Japan Proposes 20% Flat Tax for Regulated Crypto with 3-Year Loss Carry-Forward

Japan’s FY2026 tax-reform draft would shift gains from certain cryptocurrencies handled by registered firms from progressive miscellaneous-income tax (which can exceed ~50%) to a 20% flat tax for “specified crypto assets.” Eligibility is limited to tokens recognised in official registries and traded or custodied by Financial Instruments and Exchange Act-registered operators, effectively favouring regulated exchanges and likely covering major, transparent coins while excluding opaque or unregistered tokens. The package pairs tax relief with tighter regulatory alignment: stronger custody rules, disclosure standards, market-conduct oversight and expanded approved crypto-linked investment products. A three-year loss carry-forward for qualifying crypto investments is proposed starting in 2026, allowing investors to offset future gains — a treatment not currently available. The measures aim to boost domestic trading, long-term holdings and use of compliant venues, but require legislative approval and exclude unregistered P2P activity and noncompliant tokens.
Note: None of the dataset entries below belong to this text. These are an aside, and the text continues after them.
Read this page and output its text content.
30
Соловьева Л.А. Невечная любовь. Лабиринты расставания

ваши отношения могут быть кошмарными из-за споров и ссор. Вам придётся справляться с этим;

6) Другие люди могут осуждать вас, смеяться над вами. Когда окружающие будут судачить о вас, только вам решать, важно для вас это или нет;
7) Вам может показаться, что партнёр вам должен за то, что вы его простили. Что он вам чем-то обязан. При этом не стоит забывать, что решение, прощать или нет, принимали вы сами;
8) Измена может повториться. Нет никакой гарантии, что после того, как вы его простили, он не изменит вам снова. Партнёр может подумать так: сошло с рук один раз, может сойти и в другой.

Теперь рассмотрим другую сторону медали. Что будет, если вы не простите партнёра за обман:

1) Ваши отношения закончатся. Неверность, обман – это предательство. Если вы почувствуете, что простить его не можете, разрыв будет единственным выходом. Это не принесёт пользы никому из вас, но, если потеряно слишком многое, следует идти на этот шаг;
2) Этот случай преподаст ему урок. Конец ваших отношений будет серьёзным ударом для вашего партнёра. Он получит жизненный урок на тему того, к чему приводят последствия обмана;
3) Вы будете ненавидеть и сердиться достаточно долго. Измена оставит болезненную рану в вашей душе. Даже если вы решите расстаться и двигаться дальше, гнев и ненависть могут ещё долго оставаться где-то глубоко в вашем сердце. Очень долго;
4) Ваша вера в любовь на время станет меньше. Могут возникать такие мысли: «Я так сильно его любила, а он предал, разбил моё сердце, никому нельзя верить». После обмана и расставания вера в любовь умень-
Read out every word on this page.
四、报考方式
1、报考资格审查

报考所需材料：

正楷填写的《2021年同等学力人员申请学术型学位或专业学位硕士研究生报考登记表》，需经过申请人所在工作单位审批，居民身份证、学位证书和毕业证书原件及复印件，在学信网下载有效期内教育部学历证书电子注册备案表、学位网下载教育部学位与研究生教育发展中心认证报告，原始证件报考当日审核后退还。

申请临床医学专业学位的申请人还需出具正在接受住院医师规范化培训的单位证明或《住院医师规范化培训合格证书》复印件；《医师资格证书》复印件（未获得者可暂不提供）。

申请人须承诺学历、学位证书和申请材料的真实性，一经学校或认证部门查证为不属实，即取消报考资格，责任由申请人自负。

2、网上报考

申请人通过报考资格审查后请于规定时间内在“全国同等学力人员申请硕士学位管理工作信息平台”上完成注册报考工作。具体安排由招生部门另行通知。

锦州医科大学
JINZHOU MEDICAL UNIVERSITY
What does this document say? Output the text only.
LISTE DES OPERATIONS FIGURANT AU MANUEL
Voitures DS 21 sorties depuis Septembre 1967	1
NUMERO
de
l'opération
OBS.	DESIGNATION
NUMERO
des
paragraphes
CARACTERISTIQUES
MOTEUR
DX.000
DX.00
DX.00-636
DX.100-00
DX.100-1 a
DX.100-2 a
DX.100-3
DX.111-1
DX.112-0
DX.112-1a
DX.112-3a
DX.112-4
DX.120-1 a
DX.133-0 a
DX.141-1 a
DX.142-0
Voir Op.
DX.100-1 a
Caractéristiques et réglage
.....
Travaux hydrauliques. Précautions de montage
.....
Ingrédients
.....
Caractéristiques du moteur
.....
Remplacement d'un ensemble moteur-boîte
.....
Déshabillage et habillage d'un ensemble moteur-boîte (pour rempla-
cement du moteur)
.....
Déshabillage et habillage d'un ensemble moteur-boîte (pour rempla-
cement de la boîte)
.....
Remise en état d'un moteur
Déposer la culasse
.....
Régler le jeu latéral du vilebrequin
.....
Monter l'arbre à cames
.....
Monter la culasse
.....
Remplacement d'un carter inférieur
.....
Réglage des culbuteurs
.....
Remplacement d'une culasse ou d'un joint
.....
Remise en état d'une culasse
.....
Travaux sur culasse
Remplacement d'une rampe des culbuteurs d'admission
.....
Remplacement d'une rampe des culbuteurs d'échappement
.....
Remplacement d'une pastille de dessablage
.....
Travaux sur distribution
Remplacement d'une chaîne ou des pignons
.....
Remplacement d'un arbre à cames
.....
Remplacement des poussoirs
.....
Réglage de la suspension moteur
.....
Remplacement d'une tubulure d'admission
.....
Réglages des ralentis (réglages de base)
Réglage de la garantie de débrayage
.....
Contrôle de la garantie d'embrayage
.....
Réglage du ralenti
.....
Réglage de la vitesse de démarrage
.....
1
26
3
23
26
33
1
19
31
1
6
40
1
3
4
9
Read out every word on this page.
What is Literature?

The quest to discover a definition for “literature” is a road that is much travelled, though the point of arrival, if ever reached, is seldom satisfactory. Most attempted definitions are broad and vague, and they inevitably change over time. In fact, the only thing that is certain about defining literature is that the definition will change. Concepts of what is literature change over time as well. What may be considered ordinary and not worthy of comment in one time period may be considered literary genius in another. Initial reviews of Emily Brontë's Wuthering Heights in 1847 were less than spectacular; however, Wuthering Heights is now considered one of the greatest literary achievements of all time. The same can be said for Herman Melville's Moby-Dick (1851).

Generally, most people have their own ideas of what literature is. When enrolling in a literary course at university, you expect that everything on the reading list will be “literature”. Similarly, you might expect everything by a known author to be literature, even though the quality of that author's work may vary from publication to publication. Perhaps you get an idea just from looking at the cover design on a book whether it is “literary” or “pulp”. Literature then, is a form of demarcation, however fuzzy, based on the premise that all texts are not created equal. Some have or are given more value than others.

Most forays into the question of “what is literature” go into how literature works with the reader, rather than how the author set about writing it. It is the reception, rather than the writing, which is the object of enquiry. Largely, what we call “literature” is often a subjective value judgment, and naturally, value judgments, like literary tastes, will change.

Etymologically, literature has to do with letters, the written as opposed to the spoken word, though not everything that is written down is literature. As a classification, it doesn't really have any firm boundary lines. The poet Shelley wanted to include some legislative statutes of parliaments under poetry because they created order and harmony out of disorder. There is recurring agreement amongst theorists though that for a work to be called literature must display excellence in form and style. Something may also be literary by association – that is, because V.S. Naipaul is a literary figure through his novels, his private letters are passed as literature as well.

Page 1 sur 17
Key trader takeaways: potential lower tax drag for regulated crypto holdings, stronger incentive to move funds to licensed exchanges and custodians, increased clarity on tax treatment for major tokens, and probable reduced appeal of trading unregistered/opaque tokens.
Bullish
The proposal reduces the effective tax burden on gains for qualifying, regulated crypto assets by moving them from progressive miscellaneous income tax (often above ~50%) to a 20% flat rate and introduces a three-year loss carry-forward. These changes lower long-term tax drag and improve after-tax returns for holders of eligible tokens, which should increase demand and encourage migration of liquidity to licensed exchanges and custodians. Combined with clearer classification and expanded crypto-linked products, the measures are likely to boost institutional and retail participation in regulated markets. Short-term price impact may be moderate as the draft still requires legislation and scope is limited to registered tokens, but the medium-to-long-term outlook for eligible coins is positive because of improved investor economics and greater onshore liquidity. The proposal could be neutral or negative for unlisted/opaque tokens since they remain outside the regime, reducing their relative appeal.